Giving a presentation can be very stressful. Most people do not like speaking in public to being with. If you add to it the pressure of having to relay information to people, it becomes a nightmare. However, like most things in life, a little preparation beforehand can make all the difference. Here are some hints and skills so your next presentation is your best presentation.
Let’s start at the beginning. What is a presentation? In short, it is a form of communication. That’s all it is. Keep that in mind throughout: the purpose of your presentation is to communicate to people. So now that we have that out of the way, let’s prepare. The more work you put into a presentation BEFORE it happens, the better it will be. This is called being prepared. The first step in this process is determining what the objective of your presentation is. Ask yourself the following question: Why? Once you have that answer, you have the reason for your presentation, or your objective.
Second, we need to figure out what the subject of the presentation is. This might be a very easy thing to figure out. The answer comes in part from the objective. If you know what the objective, or purpose for your presentation is, then you probably know what the subject is. What is it you will be presenting on and why? These two pieces of information are very important. You do not want to be presenting on the French Language when you were supposed to be talking about electrical engineering.

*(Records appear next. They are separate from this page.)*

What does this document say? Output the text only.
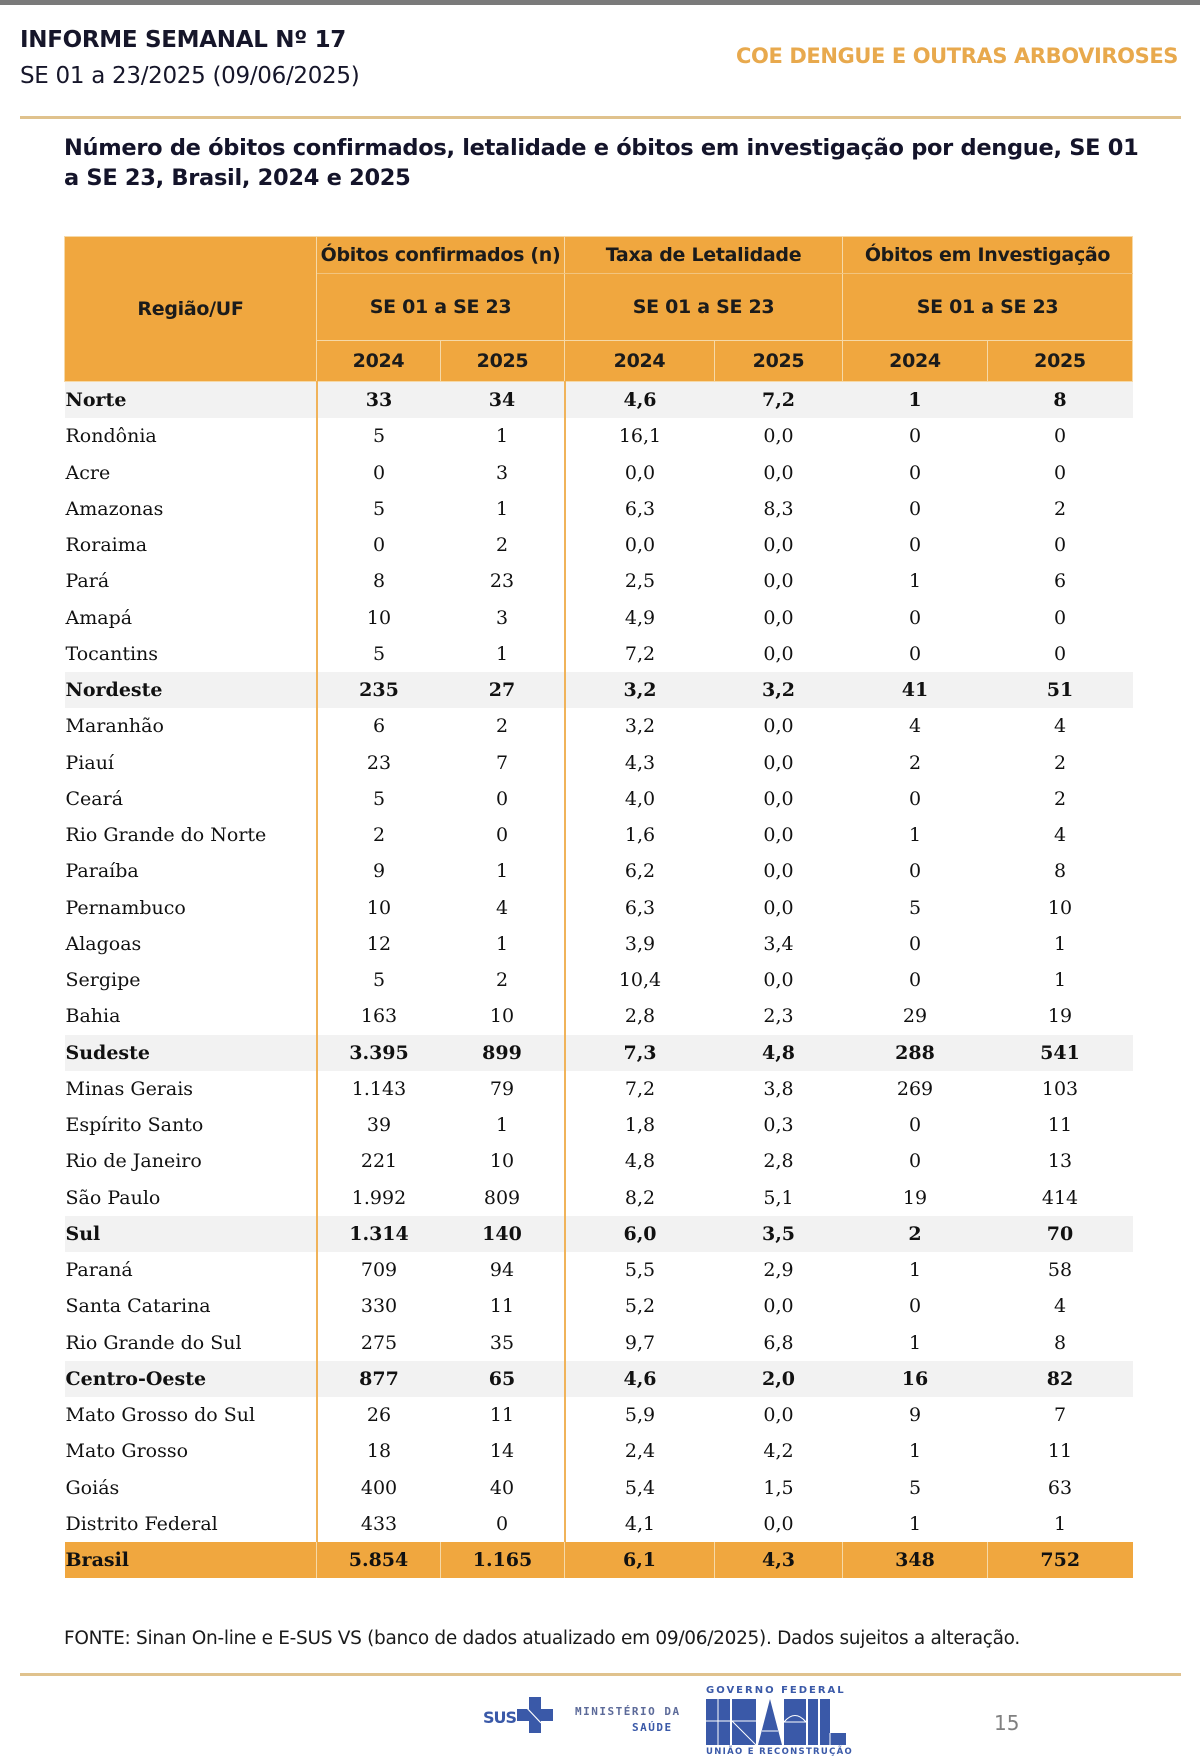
INFORME SEMANAL Nº 17
SE 01 a 23/2025 (09/06/2025)
COE DENGUE E OUTRAS ARBOVIROSES
Número de óbitos confirmados, letalidade e óbitos em investigação por dengue, SE 01 a SE 23, Brasil, 2024 e 2025
Região/UF	Óbitos confirmados (n)		Taxa de Letalidade		Óbitos em Investigação	
	SE 01 a SE 23		SE 01 a SE 23		SE 01 a SE 23	
	2024	2025	2024	2025	2024	2025
Norte	33	34	4,6	7,2	1	8
Rondônia	5	1	16,1	0,0	0	0
Acre	0	3	0,0	0,0	0	0
Amazonas	5	1	6,3	8,3	0	2
Roraima	0	2	0,0	0,0	0	0
Pará	8	23	2,5	0,0	1	6
Amapá	10	3	4,9	0,0	0	0
Tocantins	5	1	7,2	0,0	0	0
Nordeste	235	27	3,2	3,2	41	51
Maranhão	6	2	3,2	0,0	4	4
Piauí	23	7	4,3	0,0	2	2
Ceará	5	0	4,0	0,0	0	2
Rio Grande do Norte	2	0	1,6	0,0	1	4
Paraíba	9	1	6,2	0,0	0	8
Pernambuco	10	4	6,3	0,0	5	10
Alagoas	12	1	3,9	3,4	0	1
Sergipe	5	2	10,4	0,0	0	1
Bahia	163	10	2,8	2,3	29	19
Sudeste	3.395	899	7,3	4,8	288	541
Minas Gerais	1.143	79	7,2	3,8	269	103
Espírito Santo	39	1	1,8	0,3	0	11
Rio de Janeiro	221	10	4,8	2,8	0	13
São Paulo	1.992	809	8,2	5,1	19	414
Sul	1.314	140	6,0	3,5	2	70
Paraná	709	94	5,5	2,9	1	58
Santa Catarina	330	11	5,2	0,0	0	4
Rio Grande do Sul	275	35	9,7	6,8	1	8
Centro-Oeste	877	65	4,6	2,0	16	82
Mato Grosso do Sul	26	11	5,9	0,0	9	7
Mato Grosso	18	14	2,4	4,2	1	11
Goiás	400	40	5,4	1,5	5	63
Distrito Federal	433	0	4,1	0,0	1	1
Brasil	5.854	1.165	6,1	4,3	348	752
FONTE: Sinan On-line e E-SUS VS (banco de dados atualizado em 09/06/2025). Dados sujeitos a alteração.
SUS	MINISTÉRIO DA
SAÚDE
GOVERNO FEDERAL
UNIÃO E RECONSTRUÇÃO
15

Third, who is the audience? Think about your teachers here at Awesome. They speak differently depending on what level of student they are talking to. They use different vocabulary for Level one than they might for an IELTS class. This is because they understand who their audience is. They are adjusting their presentation method because of who they are talking to. That is something you need to think about before your presentation. Some things to consider include but are not limited to: the size of the audience, their age, gender, whether this is their work or free time, are they familiar with the subject, and so on. Also, are you there to inform, teach, stimulate, or provoke the audience? This goes back to your objective and the question of why you are presenting. Again, your presentation will change greatly depending on why you are there.
Next, consider the space you are presenting in. Any good public speaker can tell you about a time they were giving a presentation and they brought their laptop only to find out that there was no projector in the presentation space. Likewise, they can tell you about a nice small intimate conversation they prepared, only to find out they were speaking to 300 people in a giant room. These things are important. If you want to do an interactive presentation, it might be hard to do in a large space or with a large crowd.
Lastly, how long is the presentation supposed to be? If you are just one of many presenters, you need to finish at the time you are told to. Otherwise, you are being rude, and making it difficult for the next presenter to be effective. Practice your presentation at least once before you actually do it and time yourself.